I have sequence data in the form of a matrix as follows.
matrix=
[
[78 65 78 ... 84 65 65]
[78 71 78 ... 71 71 71]
[78 67 78 ... 84 65 84]
...
[65 65 65 ... 65 65 71]
[67 67 71 ... 84 65 65]
[65 71 65 ... 65 65 84]
]
The shape of this matrix is (105772, 151). My goal is to cluster them into two clusters using http://biopython.org/DIST/docs/tutorial/Tutorial.html#htoc230 library. In order to create clusters, I must need some sort of similarity method to determine the similarity between various reads in my data. Biopython provides a method to compute the distance between various reads with the following method of Euclidean distance.

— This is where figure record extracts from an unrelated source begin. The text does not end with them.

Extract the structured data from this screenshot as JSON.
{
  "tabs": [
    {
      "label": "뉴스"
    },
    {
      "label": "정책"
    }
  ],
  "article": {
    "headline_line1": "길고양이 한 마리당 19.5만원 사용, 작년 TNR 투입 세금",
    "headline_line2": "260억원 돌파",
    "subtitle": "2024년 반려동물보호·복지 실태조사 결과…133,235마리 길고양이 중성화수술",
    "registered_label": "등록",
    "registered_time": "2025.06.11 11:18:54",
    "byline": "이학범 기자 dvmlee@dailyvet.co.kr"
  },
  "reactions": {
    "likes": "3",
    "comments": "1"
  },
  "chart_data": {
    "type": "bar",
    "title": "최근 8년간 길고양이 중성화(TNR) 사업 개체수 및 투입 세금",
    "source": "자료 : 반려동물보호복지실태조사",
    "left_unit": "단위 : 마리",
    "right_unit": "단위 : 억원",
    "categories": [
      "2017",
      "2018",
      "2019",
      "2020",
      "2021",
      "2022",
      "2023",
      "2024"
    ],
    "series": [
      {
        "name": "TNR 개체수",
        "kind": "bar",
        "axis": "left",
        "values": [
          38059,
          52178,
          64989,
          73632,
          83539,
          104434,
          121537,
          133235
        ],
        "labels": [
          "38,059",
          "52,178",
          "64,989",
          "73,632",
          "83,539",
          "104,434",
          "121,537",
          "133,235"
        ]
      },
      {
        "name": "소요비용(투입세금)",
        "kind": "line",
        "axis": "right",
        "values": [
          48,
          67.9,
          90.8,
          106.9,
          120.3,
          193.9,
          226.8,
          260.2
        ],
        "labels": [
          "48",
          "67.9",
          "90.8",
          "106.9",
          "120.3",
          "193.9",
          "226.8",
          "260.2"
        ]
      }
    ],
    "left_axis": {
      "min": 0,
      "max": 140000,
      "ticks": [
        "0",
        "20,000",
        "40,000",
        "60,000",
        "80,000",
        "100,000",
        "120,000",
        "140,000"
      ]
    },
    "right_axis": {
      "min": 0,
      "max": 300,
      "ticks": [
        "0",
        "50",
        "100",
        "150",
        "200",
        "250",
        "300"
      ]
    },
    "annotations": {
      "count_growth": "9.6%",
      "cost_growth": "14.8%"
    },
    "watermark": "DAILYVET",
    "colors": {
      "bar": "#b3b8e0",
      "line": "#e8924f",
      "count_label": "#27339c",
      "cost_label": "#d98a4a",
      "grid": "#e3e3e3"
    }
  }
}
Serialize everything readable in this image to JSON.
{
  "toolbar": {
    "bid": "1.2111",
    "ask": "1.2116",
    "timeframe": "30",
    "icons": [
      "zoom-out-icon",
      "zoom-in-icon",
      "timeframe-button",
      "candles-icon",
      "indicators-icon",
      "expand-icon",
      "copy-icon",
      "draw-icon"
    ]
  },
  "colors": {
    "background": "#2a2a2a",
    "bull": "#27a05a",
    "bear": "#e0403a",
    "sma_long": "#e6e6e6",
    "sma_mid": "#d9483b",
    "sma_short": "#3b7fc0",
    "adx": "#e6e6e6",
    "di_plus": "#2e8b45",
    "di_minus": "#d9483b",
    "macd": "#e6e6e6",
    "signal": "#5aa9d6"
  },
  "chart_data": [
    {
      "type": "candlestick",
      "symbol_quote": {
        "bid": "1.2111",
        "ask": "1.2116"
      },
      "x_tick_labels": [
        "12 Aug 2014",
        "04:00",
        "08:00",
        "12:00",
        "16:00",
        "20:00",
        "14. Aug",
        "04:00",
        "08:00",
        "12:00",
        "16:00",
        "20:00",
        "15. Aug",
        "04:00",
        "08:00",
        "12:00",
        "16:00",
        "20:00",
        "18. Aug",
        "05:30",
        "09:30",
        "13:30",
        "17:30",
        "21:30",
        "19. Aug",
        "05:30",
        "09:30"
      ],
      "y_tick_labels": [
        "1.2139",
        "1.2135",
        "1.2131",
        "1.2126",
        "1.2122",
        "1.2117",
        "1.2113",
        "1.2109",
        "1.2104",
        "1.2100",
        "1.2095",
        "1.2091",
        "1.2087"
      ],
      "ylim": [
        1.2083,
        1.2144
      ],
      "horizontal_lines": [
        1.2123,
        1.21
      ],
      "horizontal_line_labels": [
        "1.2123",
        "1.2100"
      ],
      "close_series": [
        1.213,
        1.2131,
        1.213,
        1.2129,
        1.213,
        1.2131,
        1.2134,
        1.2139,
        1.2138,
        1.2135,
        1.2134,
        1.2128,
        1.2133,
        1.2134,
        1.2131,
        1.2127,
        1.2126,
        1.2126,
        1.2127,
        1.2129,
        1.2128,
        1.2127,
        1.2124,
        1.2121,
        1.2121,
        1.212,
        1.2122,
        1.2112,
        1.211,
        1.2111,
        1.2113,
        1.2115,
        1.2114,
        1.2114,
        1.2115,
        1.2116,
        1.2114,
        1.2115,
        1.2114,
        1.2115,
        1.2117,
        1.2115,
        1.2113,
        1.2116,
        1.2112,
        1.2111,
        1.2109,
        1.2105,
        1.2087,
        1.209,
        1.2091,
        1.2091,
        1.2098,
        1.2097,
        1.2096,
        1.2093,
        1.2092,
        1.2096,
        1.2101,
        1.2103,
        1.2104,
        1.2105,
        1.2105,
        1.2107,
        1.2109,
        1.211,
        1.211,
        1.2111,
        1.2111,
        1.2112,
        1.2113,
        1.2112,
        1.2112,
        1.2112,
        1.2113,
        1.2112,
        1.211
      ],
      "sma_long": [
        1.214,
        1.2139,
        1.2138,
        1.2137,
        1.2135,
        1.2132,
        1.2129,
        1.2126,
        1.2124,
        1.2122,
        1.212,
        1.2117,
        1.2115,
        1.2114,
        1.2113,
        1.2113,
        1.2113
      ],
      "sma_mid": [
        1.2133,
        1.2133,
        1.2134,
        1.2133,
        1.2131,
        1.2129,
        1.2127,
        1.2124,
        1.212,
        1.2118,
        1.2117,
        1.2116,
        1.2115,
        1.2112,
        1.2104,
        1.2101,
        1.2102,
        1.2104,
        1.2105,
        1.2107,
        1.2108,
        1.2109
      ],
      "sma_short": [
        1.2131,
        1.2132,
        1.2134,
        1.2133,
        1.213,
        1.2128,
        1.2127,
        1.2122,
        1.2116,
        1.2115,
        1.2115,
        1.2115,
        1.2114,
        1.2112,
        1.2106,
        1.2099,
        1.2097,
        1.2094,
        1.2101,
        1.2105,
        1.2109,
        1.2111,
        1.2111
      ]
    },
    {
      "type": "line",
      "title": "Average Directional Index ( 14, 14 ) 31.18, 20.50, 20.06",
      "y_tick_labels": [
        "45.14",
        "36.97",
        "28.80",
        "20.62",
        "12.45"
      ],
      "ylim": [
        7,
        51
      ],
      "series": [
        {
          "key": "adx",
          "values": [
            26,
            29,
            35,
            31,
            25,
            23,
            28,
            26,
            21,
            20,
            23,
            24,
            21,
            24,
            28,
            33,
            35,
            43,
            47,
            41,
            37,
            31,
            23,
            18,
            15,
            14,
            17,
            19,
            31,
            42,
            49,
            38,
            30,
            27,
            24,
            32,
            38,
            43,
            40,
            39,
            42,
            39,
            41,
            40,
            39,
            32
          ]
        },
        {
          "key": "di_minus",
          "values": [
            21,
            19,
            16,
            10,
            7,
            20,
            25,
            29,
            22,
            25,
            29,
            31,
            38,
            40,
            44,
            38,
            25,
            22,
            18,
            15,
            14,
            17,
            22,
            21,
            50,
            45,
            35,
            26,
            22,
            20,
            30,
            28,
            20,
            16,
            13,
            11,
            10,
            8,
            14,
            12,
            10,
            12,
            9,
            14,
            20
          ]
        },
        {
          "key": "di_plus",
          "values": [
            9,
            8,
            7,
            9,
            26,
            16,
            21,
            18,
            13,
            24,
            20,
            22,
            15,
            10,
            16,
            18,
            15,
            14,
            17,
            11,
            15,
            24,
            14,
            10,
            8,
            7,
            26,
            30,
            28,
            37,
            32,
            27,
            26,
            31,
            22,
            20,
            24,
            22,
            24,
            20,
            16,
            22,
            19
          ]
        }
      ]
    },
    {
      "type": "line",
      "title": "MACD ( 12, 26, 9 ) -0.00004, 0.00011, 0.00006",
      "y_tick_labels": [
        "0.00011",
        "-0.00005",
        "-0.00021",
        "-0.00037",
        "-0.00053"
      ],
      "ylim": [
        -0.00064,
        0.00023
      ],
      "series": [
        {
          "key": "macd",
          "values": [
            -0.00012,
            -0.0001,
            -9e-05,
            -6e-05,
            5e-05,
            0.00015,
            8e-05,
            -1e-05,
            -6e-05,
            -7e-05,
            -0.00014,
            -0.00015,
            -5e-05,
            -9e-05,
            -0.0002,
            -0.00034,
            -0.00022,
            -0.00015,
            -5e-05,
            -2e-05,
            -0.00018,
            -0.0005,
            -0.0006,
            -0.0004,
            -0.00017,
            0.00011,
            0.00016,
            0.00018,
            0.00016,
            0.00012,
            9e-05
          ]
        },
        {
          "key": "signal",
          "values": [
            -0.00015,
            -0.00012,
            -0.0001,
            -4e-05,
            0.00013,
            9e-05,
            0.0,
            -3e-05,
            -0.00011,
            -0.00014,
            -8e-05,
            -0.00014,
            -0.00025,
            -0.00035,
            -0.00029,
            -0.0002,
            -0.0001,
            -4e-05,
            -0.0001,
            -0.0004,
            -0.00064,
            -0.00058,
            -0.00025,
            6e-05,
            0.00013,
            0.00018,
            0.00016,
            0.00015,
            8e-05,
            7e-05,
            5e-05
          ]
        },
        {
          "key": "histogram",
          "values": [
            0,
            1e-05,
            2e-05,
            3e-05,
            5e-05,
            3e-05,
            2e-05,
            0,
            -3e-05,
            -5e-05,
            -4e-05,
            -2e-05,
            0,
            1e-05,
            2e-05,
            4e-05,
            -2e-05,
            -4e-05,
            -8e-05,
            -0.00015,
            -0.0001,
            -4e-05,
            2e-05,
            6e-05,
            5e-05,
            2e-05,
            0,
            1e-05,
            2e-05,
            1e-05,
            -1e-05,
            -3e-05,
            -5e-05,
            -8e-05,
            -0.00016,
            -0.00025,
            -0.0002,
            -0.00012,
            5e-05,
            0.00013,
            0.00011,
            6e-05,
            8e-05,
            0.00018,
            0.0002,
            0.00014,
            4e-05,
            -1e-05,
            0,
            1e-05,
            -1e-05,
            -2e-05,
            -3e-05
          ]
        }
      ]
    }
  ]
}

distances = distancematrix(matrix, dist='e')
Here "e" represents the Euclidean distance. For my data of the shape (105772, 151), it took me around 18 minutes to compute the distances.
After that, I tried to create clusters using kmeans with the following python code.
clusterid, error, nfound = kcluster(matrix, dist='e')
it took me less than a minute top run the above command.
I am wondering that why kcluster command from bio.python takes so less time whereas the distance computation takes more time? As in order to create clusters, we must first create the distance matrix on the basis of which we do all other calculations. So in a way, kcluster includes computation of distances by default?
Or may be, my understanding about kcluster and distances from bio-python is wrong?